Луна прикусывает пухлую нижнюю губу. Я смотрю, загипнотизированный этим.
— Ты не… — она делает паузу, выражение её лица серьезное, но что-то ещё мелькает в её взгляде, что-то, что заставляет меня наклониться вперед. — Ты флиртуешь со мной? — спрашивает она.
— Я пытаюсь, — отвечаю я со смехом. Обычно мне не приходится делать первый шаг. — Может быть, немного заржавел.
Она фыркает.
— Нет, у тебя действительно хорошо получается, — уверяет она меня. — Особенно когда у тебя такой глубокий голос…
— Какой такой? — перебиваю я, слишком любопытный, чтобы дать ей закончить.
Луна закатывает глаза, но румянец на её щеках становится ярче.
— Ты знаешь какой. В любом случае, — она прочищает горло. — Прибереги это для милой троицы, которая ловила каждое твоё слово раньше.
В её тоне слышится нотка ревности, и я хватаюсь за неё.
— Правда? Каждое слово?
— Да, — невозмутимо отвечает она. — Ты заметил.
Я пожимаю плечами.
— Они меня не интересуют.
Мы сидим в тишине, глядя друг другу в глаза. Я не могу сдержать улыбку, а Луна не может сдержать приподнятого уголка рта. Она первая отводит взгляд.
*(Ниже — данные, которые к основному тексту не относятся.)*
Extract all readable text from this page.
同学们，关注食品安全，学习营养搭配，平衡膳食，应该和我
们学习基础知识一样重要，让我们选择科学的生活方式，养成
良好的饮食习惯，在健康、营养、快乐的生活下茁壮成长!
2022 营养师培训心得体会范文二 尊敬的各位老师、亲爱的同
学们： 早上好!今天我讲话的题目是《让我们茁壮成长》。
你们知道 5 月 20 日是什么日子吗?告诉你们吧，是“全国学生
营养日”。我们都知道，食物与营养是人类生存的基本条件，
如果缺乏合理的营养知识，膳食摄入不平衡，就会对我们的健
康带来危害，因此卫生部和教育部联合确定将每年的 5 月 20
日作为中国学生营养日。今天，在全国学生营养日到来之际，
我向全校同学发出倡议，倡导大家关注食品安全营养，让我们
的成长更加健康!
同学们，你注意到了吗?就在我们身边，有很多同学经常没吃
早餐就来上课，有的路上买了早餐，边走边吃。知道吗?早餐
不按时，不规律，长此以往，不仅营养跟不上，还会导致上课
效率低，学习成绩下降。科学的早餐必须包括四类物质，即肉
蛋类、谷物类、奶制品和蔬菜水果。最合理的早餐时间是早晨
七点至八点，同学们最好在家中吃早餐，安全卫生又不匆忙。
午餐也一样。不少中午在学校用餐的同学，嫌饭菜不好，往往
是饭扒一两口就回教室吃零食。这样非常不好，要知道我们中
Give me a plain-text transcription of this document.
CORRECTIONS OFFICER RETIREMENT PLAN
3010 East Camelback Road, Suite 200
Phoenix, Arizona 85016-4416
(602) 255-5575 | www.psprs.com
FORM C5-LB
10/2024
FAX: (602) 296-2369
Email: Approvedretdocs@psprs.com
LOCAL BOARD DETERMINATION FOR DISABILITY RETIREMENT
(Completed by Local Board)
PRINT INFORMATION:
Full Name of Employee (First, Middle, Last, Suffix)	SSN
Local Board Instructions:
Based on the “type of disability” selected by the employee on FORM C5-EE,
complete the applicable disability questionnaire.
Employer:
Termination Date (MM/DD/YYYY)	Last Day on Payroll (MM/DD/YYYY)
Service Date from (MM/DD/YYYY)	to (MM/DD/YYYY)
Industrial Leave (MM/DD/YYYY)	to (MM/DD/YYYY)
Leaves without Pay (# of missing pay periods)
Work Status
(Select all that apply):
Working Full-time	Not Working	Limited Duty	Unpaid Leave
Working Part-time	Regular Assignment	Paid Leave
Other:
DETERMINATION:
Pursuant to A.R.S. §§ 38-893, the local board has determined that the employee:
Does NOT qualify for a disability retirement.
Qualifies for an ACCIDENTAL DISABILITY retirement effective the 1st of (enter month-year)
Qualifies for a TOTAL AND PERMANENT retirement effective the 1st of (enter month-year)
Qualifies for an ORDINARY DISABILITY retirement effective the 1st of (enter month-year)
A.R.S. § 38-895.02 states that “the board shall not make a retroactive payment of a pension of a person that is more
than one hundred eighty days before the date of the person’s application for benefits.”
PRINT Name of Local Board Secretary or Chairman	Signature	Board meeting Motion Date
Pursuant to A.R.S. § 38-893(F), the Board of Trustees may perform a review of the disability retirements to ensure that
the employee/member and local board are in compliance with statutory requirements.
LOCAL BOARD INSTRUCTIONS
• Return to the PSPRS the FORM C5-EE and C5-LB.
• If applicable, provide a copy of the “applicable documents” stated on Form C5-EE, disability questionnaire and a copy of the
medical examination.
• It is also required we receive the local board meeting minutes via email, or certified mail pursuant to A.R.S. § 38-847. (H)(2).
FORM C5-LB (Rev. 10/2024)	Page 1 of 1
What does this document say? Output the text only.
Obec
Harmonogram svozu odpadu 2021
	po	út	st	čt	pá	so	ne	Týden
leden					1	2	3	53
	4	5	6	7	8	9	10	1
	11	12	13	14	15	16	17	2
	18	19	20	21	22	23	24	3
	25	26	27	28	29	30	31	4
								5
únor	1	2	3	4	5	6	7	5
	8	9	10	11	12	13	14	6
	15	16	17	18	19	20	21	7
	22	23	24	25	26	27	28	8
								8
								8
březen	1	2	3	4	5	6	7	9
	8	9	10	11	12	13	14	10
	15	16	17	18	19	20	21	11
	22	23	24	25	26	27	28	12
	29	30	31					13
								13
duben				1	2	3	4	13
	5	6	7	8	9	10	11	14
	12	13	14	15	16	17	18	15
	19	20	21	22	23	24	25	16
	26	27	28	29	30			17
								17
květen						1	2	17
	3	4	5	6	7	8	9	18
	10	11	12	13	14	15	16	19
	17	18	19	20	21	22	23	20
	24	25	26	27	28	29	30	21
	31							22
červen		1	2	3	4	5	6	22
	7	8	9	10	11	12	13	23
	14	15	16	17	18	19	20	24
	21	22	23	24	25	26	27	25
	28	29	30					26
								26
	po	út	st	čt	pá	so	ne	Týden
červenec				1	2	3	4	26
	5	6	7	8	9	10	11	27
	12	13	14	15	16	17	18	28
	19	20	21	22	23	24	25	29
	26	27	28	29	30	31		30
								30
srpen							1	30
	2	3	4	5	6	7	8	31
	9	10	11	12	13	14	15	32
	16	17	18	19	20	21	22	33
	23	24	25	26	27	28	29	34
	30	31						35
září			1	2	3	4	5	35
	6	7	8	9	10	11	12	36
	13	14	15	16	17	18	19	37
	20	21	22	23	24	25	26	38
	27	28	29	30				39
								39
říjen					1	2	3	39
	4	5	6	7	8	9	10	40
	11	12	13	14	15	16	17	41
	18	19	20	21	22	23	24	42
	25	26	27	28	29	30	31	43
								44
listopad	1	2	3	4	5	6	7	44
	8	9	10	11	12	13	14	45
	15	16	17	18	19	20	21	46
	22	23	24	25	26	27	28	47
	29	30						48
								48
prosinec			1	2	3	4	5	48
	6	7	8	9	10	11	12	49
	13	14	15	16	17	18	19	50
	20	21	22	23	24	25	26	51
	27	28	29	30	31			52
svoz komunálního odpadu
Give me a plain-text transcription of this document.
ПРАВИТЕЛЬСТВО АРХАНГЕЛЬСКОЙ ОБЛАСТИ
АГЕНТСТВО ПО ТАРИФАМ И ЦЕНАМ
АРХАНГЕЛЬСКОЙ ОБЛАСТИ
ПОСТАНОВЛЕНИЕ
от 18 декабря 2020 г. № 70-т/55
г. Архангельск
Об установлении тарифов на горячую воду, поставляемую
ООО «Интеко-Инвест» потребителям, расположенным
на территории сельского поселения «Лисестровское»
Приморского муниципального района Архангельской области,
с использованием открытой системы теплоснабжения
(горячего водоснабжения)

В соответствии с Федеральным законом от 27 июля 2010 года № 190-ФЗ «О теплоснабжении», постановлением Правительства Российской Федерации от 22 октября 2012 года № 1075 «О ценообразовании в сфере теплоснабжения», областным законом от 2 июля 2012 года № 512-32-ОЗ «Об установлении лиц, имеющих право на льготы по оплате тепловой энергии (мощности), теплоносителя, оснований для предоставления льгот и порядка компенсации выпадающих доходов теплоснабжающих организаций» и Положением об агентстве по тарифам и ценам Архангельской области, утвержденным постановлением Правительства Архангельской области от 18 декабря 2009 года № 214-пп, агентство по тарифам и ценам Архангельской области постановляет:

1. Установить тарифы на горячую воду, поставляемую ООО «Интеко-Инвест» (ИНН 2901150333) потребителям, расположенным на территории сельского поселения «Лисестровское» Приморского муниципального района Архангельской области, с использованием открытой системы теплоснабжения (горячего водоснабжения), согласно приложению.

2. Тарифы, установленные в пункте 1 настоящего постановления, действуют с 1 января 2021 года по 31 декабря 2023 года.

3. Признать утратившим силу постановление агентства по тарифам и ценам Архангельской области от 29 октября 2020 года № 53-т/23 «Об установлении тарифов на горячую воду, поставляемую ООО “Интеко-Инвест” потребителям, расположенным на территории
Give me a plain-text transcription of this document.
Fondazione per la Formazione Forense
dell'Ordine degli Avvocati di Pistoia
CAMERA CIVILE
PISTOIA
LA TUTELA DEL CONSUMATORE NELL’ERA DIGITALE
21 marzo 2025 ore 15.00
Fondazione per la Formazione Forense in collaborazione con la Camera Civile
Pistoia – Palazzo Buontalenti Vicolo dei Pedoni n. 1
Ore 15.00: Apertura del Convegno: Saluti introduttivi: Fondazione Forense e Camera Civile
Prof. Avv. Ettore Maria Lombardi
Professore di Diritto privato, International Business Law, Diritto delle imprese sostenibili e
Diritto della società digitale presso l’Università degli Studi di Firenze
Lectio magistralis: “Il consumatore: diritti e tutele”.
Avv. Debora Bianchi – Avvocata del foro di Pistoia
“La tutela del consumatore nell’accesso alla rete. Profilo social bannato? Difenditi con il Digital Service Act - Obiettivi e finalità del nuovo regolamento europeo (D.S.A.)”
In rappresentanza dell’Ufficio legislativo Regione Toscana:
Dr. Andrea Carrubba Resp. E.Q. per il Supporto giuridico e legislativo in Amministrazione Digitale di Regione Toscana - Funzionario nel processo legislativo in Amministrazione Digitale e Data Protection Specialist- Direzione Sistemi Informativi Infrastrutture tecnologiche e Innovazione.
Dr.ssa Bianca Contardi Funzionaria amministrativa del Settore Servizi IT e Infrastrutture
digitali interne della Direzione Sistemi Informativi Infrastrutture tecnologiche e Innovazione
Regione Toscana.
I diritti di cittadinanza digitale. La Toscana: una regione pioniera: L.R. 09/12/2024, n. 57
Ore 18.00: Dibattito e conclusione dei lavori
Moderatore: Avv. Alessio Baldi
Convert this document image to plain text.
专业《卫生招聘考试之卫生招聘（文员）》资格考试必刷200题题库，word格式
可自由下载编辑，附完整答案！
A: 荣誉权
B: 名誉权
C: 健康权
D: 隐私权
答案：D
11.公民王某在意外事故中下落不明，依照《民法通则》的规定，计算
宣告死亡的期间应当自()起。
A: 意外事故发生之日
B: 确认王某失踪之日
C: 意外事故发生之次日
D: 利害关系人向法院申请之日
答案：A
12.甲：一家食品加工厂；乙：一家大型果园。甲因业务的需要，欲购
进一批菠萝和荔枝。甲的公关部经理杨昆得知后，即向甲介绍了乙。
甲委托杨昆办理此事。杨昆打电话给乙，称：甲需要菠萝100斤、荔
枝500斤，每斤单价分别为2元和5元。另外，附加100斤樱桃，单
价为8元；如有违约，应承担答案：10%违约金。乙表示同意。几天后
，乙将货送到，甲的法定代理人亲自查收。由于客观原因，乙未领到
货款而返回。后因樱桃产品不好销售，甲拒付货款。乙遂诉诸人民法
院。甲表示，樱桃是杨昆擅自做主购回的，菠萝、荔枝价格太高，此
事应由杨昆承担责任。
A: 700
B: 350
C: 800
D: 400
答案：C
— Генри, — она ухмыляется, качая головой.
Моё тело реагирует на неуверенный шепот моего имени, слетающий с её губ. Нифига себе. Я проглатываю охвативший меня прилив нервов.
— Это… — я вздыхаю. — Ты впервые произнесла моё имя.
— Впервые?
— Да, — уверяю я её, проводя языком по губам. — Мне нравится, как оно звучит в твоих устах.
Луна ёрзает на месте.
— Ты опять это делаешь.
— Правда? Прости, — я уверен, что совсем не выгляжу сожалеющим.
Прядь розовых волос выбивается из пучка на её макушке и завивается вокруг подбородка. Меня так и подмывает дотянуться до неё и заправить ей за ухо.
Когда она снова смотрит на меня, я ухмыляюсь, как безнадежный неудачник.
— У нас хорошая погода, — говорю я как можно небрежнее, потому что желание поцеловать её так сильно.
И она смеётся. Этот звук подобен теплому солнечному свету в холодный зимний день. Моё сердце замирает.
После этого Луна снова расслабляется. Непринужденно разговаривает. Шутит. Даже дразнит меня. Она улыбается. Не часто, но я упиваюсь этим зрелищем.
Она говорит мне, что родилась в Лос-Анджелесе, там ходила в школу, там работает и всегда там жила. Она зачарованно слушает, как я рассказываю о том, как вырос в Лондоне, каждый год посещал Нигерию и Ямайку со своими родителями, жил в Нью-Йорке с братьями и, в конце концов, два года назад переехал в Лос-Анджелес по работе.